그런 다음 이들 모두 (덜 단순화 된 순서에서보다 단순화 된 순서로)

xs.map(x => Map(x -> 1)).foldMap(identity)
xs.map(x => Map(x -> 1)).foldMap()
xs.map(x => Map(x -> 1)).suml
xs.map(_ -> 1).foldMap(Map(_))
xs.foldMap(x => Map(x -> 1))

수율

Map('b -> 2, 'a -> 3, 'c -> 2, 'd -> 1)

— 에릭 카플 룬
소스

6

이 경우를 위해 의도적으로 설계된 기본값 0 값을 가진 맵이 최악의 성능을 보여줍니다 (간결하지 않음 groupBy).

    type Word = String
    type Sentence = Seq[Word]
    type Occurrences = scala.collection.Map[Char, Int]

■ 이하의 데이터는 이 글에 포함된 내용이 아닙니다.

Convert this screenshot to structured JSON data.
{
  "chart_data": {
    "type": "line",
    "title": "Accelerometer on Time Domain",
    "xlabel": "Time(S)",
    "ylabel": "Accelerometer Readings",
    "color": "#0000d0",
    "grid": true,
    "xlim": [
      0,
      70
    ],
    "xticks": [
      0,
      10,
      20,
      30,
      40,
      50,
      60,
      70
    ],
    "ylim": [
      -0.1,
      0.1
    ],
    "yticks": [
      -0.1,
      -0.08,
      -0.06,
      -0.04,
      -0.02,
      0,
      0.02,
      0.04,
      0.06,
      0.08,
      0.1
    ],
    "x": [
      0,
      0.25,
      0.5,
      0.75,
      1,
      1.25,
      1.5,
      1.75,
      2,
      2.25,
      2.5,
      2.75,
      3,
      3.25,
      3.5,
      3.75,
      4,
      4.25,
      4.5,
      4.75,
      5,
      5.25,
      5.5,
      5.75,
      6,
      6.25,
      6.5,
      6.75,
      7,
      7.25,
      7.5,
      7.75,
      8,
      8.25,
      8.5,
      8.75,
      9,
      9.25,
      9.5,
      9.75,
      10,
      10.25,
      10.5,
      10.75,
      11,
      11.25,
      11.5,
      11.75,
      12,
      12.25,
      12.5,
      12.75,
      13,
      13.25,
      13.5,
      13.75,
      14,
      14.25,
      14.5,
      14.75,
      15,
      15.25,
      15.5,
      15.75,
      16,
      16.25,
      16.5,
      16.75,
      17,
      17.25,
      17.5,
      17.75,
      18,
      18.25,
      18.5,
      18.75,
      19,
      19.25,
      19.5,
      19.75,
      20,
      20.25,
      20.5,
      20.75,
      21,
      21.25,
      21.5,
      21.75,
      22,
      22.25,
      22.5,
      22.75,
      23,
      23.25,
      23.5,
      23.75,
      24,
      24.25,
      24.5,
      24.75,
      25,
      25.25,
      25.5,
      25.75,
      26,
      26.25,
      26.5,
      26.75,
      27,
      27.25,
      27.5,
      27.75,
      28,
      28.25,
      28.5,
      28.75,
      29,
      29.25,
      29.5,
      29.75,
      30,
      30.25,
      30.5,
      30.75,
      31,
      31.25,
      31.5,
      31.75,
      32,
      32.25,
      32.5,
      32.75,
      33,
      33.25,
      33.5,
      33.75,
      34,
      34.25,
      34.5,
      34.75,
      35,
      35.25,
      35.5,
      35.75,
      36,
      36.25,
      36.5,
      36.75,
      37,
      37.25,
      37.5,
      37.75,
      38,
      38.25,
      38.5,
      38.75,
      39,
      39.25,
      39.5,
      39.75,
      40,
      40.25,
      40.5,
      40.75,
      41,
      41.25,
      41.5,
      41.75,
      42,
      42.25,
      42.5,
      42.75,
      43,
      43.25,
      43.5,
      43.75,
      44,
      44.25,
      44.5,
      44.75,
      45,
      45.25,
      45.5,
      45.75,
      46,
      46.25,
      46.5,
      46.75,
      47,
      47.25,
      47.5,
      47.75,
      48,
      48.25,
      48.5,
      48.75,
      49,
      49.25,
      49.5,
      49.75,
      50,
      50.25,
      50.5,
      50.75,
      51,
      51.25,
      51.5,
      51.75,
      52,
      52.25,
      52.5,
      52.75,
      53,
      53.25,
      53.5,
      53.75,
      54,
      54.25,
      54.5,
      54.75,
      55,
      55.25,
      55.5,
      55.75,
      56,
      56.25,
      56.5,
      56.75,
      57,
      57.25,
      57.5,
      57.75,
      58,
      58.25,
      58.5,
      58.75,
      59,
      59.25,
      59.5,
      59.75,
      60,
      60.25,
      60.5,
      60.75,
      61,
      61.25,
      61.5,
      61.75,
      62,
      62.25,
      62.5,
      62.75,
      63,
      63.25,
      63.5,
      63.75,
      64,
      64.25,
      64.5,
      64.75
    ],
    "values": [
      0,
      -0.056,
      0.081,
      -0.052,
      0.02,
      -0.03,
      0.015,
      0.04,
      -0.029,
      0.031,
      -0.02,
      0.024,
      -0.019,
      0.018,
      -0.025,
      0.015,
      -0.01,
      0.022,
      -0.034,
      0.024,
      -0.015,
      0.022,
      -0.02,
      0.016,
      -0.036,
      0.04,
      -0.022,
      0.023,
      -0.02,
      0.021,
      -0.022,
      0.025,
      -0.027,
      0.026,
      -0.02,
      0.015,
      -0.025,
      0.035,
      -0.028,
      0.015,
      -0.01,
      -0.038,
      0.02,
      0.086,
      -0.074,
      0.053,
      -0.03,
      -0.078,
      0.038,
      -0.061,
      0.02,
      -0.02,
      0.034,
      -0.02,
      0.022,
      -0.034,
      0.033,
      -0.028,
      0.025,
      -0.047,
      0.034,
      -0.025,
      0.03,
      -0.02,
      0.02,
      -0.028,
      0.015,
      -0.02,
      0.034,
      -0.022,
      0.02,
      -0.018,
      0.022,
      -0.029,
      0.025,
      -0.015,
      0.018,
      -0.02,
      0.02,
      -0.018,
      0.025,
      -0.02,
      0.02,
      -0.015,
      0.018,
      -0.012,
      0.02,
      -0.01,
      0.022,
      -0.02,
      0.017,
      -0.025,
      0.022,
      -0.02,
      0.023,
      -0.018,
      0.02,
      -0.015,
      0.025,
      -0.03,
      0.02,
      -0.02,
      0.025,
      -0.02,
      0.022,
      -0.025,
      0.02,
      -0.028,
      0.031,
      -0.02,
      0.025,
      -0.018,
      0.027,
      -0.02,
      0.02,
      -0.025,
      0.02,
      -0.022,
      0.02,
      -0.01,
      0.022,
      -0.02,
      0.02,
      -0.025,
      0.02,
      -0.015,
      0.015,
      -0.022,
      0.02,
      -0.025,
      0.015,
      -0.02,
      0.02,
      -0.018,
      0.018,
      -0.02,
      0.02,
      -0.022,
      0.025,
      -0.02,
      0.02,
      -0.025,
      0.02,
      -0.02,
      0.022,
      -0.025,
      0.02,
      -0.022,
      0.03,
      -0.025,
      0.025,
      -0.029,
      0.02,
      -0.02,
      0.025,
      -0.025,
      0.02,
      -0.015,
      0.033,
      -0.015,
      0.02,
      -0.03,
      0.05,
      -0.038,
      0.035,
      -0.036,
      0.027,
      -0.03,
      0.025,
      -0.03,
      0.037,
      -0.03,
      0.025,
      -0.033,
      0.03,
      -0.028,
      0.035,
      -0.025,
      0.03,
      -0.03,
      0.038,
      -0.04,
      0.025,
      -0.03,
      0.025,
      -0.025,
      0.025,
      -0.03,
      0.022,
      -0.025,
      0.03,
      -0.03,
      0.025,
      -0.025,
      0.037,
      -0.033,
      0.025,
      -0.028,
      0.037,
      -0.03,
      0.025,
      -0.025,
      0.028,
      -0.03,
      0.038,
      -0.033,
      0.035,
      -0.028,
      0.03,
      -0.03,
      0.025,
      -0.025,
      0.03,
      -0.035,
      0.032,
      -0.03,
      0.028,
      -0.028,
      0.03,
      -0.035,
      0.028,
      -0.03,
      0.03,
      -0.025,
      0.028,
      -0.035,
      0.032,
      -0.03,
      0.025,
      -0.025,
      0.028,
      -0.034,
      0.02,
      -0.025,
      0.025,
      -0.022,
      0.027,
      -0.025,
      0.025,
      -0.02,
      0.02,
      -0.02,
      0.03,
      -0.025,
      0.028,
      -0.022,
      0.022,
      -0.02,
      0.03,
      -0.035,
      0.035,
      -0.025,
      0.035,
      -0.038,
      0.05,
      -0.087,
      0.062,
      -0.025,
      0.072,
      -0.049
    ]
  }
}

  def woGrouped(w: Word): Occurrences = {
        w.groupBy(c => c).map({case (c, list) => (c -> list.length)})
  }                                               //> woGrouped: (w: forcomp.threadBug.Word)forcomp.threadBug.Occurrences

  def woGetElse0Map(w: Word): Occurrences = {
        val map = Map[Char, Int]()
        w.foldLeft(map)((m, c) => m + (c -> (m.getOrElse(c, 0) + 1)) )
  }                                               //> woGetElse0Map: (w: forcomp.threadBug.Word)forcomp.threadBug.Occurrences

  def woDeflt0Map(w: Word): Occurrences = {
        val map = Map[Char, Int]().withDefaultValue(0)
        w.foldLeft(map)((m, c) => m + (c -> (m(c) + 1)) )
  }                                               //> woDeflt0Map: (w: forcomp.threadBug.Word)forcomp.threadBug.Occurrences

  def dfltHashMap(w: Word): Occurrences = {
        val map = scala.collection.immutable.HashMap[Char, Int]().withDefaultValue(0)
        w.foldLeft(map)((m, c) => m + (c -> (m(c) + 1)) )
    }                                             //> dfltHashMap: (w: forcomp.threadBug.Word)forcomp.threadBug.Occurrences

    def mmDef(w: Word): Occurrences = {
        val map = scala.collection.mutable.Map[Char, Int]().withDefaultValue(0)
        w.foldLeft(map)((m, c) => m += (c -> (m(c) + 1)) )
  }                                               //> mmDef: (w: forcomp.threadBug.Word)forcomp.threadBug.Occurrences

    val functions = List("grp" -> woGrouped _, "mtbl" -> mmDef _, "else" -> woGetElse0Map _
    , "dfl0" -> woDeflt0Map _, "hash" -> dfltHashMap _
    )                                  //> functions  : List[(String, String => scala.collection.Map[Char,Int])] = Lis
                                                  //| t((grp,<function1>), (mtbl,<function1>), (else,<function1>), (dfl0,<functio
                                                  //| n1>), (hash,<function1>))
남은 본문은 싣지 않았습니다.